“Why do you keep going back to him?”
It’s a question I heard many times when I was in a toxic relationship.
But how do you explain to them? How do you answer that?
Telling my friends and family that I still loved him and knew that he would change fell on deaf ears. And rightfully so, because it wasn’t them that I was trying to convince, but rather myself.
It’s hard to see when you are in it, mainly because we don’t really want to admit that the person you love does not love you as they should. But going back to a man who continues to mistreat us is like taking a gun and shooting off our own toes and then wondering why we are stumbling through life.
It was a long journey for me, but after I came through the other side, it’s amazing what peace I found.
So here is a little piece of my heart, and 6 pieces of wisdom I learned along the way.
1. You have forgotten your self-worth.
When we start to lose our self-worth, we also lose our boundaries and understanding of what is healthy and right. Dating a man who is destroying you will only continue to drain you of your energy and self-value, simply because it’s a one-sided relationship and you will be the one making all the effort.
When someone takes advantage of your generous nature, feelings or heart, they begin to hold power over you that makes you crave them even more. The more someone takes, the more we think we are needed and wanted.

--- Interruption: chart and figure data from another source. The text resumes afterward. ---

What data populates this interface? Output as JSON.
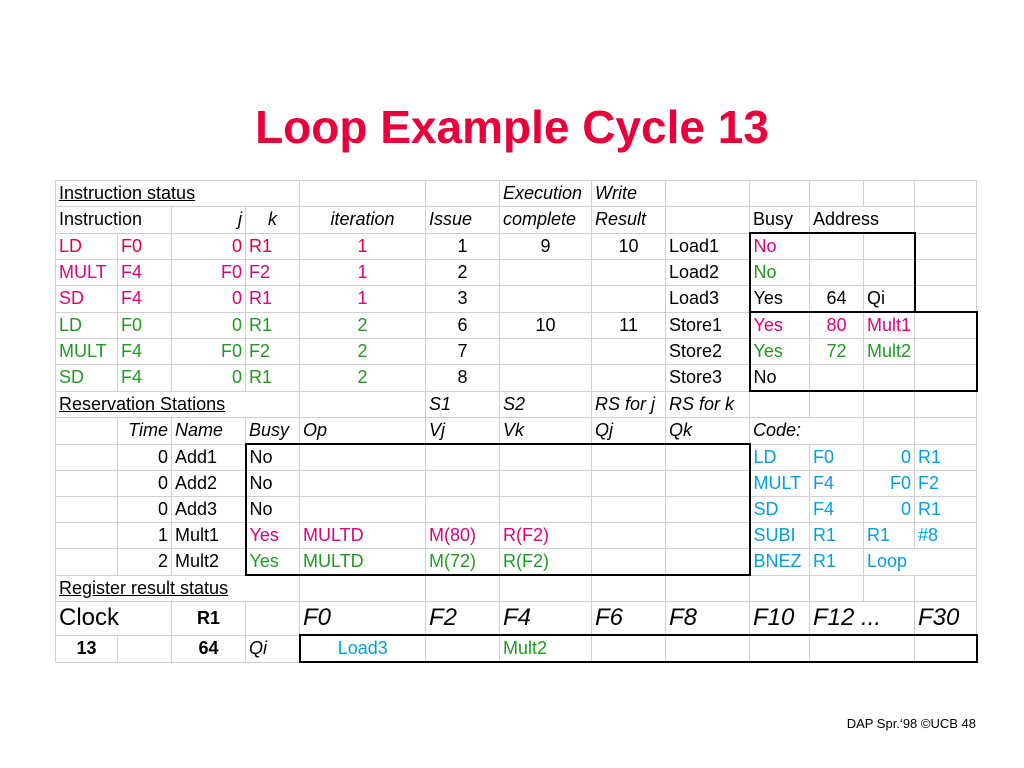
{
  "title": "Loop Example Cycle 13",
  "colors": {
    "red": "#e8003c",
    "green": "#1f9a1f",
    "blue": "#00a0e0",
    "magenta": "#e0007a"
  },
  "instruction_status": {
    "title": "Instruction status",
    "headers": {
      "execution": "Execution",
      "complete": "complete",
      "write": "Write",
      "result": "Result",
      "instruction": "Instruction",
      "j": "j",
      "k": "k",
      "iteration": "iteration",
      "issue": "Issue"
    },
    "rows": [
      {
        "op": "LD",
        "j": "F0",
        "k": "0",
        "reg": "R1",
        "iteration": "1",
        "issue": "1",
        "exec": "9",
        "write": "10"
      },
      {
        "op": "MULT",
        "j": "F4",
        "k": "F0",
        "reg": "F2",
        "iteration": "1",
        "issue": "2",
        "exec": "",
        "write": ""
      },
      {
        "op": "SD",
        "j": "F4",
        "k": "0",
        "reg": "R1",
        "iteration": "1",
        "issue": "3",
        "exec": "",
        "write": ""
      },
      {
        "op": "LD",
        "j": "F0",
        "k": "0",
        "reg": "R1",
        "iteration": "2",
        "issue": "6",
        "exec": "10",
        "write": "11"
      },
      {
        "op": "MULT",
        "j": "F4",
        "k": "F0",
        "reg": "F2",
        "iteration": "2",
        "issue": "7",
        "exec": "",
        "write": ""
      },
      {
        "op": "SD",
        "j": "F4",
        "k": "0",
        "reg": "R1",
        "iteration": "2",
        "issue": "8",
        "exec": "",
        "write": ""
      }
    ]
  },
  "load_store": {
    "headers": {
      "busy": "Busy",
      "address": "Address"
    },
    "rows": [
      {
        "name": "Load1",
        "busy": "No",
        "address": "",
        "qi": ""
      },
      {
        "name": "Load2",
        "busy": "No",
        "address": "",
        "qi": ""
      },
      {
        "name": "Load3",
        "busy": "Yes",
        "address": "64",
        "qi": "Qi"
      },
      {
        "name": "Store1",
        "busy": "Yes",
        "address": "80",
        "qi": "Mult1"
      },
      {
        "name": "Store2",
        "busy": "Yes",
        "address": "72",
        "qi": "Mult2"
      },
      {
        "name": "Store3",
        "busy": "No",
        "address": "",
        "qi": ""
      }
    ]
  },
  "reservation_stations": {
    "title": "Reservation Stations",
    "headers": {
      "s1": "S1",
      "s2": "S2",
      "rsj": "RS for j",
      "rsk": "RS for k",
      "time": "Time",
      "name": "Name",
      "busy": "Busy",
      "op": "Op",
      "vj": "Vj",
      "vk": "Vk",
      "qj": "Qj",
      "qk": "Qk",
      "code": "Code:"
    },
    "rows": [
      {
        "time": "0",
        "name": "Add1",
        "busy": "No",
        "op": "",
        "vj": "",
        "vk": "",
        "qj": "",
        "qk": ""
      },
      {
        "time": "0",
        "name": "Add2",
        "busy": "No",
        "op": "",
        "vj": "",
        "vk": "",
        "qj": "",
        "qk": ""
      },
      {
        "time": "0",
        "name": "Add3",
        "busy": "No",
        "op": "",
        "vj": "",
        "vk": "",
        "qj": "",
        "qk": ""
      },
      {
        "time": "1",
        "name": "Mult1",
        "busy": "Yes",
        "op": "MULTD",
        "vj": "M(80)",
        "vk": "R(F2)",
        "qj": "",
        "qk": ""
      },
      {
        "time": "2",
        "name": "Mult2",
        "busy": "Yes",
        "op": "MULTD",
        "vj": "M(72)",
        "vk": "R(F2)",
        "qj": "",
        "qk": ""
      }
    ]
  },
  "code": [
    {
      "op": "LD",
      "a": "F0",
      "b": "0",
      "c": "R1"
    },
    {
      "op": "MULT",
      "a": "F4",
      "b": "F0",
      "c": "F2"
    },
    {
      "op": "SD",
      "a": "F4",
      "b": "0",
      "c": "R1"
    },
    {
      "op": "SUBI",
      "a": "R1",
      "b": "R1",
      "c": "#8"
    },
    {
      "op": "BNEZ",
      "a": "R1",
      "b": "Loop",
      "c": ""
    }
  ],
  "register_result": {
    "title": "Register result status",
    "clock_label": "Clock",
    "r1_label": "R1",
    "registers": [
      "F0",
      "F2",
      "F4",
      "F6",
      "F8",
      "F10",
      "F12 ...",
      "F30"
    ],
    "clock": "13",
    "r1": "64",
    "qi_label": "Qi",
    "values": [
      "Load3",
      "",
      "Mult2",
      "",
      "",
      "",
      "",
      ""
    ]
  },
  "footer": "DAP Spr.‘98 ©UCB 48"
}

But a toxic relationship is not about give and take at all. It’s all about taking — leaving nothing for the giver.
2. You are thinking with your heart instead of your head.
It’s easy to do, especially when you haven’t moved on.
An on-again/off-again relationship with a toxic man is usually be governed by volatile emotions. There will be this ongoing drama and chase, which can become an illicit addiction. We think that negative attention is better than no attention at all, so we keep going back for more.
Most of the time we know that it isn’t right, but we manage to convince ourselves that the love we have for them is enough of a reason to keep being abused.
3. You are hoping he will change.
The problem with living in hope is that there is no guaranteed outcome. In some circumstances people do change and breakthroughs are made, but rather than comparing yourself to those one off situations, compare your relationship to what is actually healthy.
It hurts to walk away from someone you love, but it will hurt you even more to stay with someone toxic. Healthy, fulfilling relationships are not about living in hope of what you want it to be, but rather thriving and functioning in the reality of what it actually is.
4. You are seeking some sort of closure.
While there are still raw emotions and unfinished business between you, it’s normal to keep going back. However, every time you re-enter into that toxic relationship you create even more questions and open ends. Think of yourself as having a wound that needs to heal. Each time you re-open it, the longer it will now take you to recover.
Sometimes closure is a luxury, and we simply have to accept something not going to happen in the time or way we want it to.
Closure is a choice. It has nothing to do with the other person you are yearning to get it from.
5. You love him more than you love yourself.
Yes, you love him, this is clear — but loving someone who is destructive to your own self-worth is not going to get you anywhere.
In these situations, the best thing you can do is love yourself with as much effort as you love them. This means removing yourself from the toxic relationship — permanently.
When toxic people see that you have enough self-respect and love to walk away, it actually gives them a great example of what love looks like. In no way does your presence give them the right to abuse you, and by leaving you are can help them see that abuse should never be tolerated.
6. He is familiar, and you are scared of letting go.
It’s hard to let go of someone and something that is so familiar to us, even if it is for the wrong reasons.
Chances are you know the drill — he hurts you, you fight, you leave, he apologizes, you come back — and then it happens again and again.
The pain has become this controllable emotion, and in a way you have become comfortable because you know what to expect. Walking into the unknown means that you don’t know what will happen next.
But that’s just the thing.
We are in control of our own happiness and choices, and while we can’t always choose what happens to us, we can control our reaction to it.
You deserve to be in a happy, safe and peaceful relationship.
Don’t be afraid to take that leap of faith and walk away once and for all.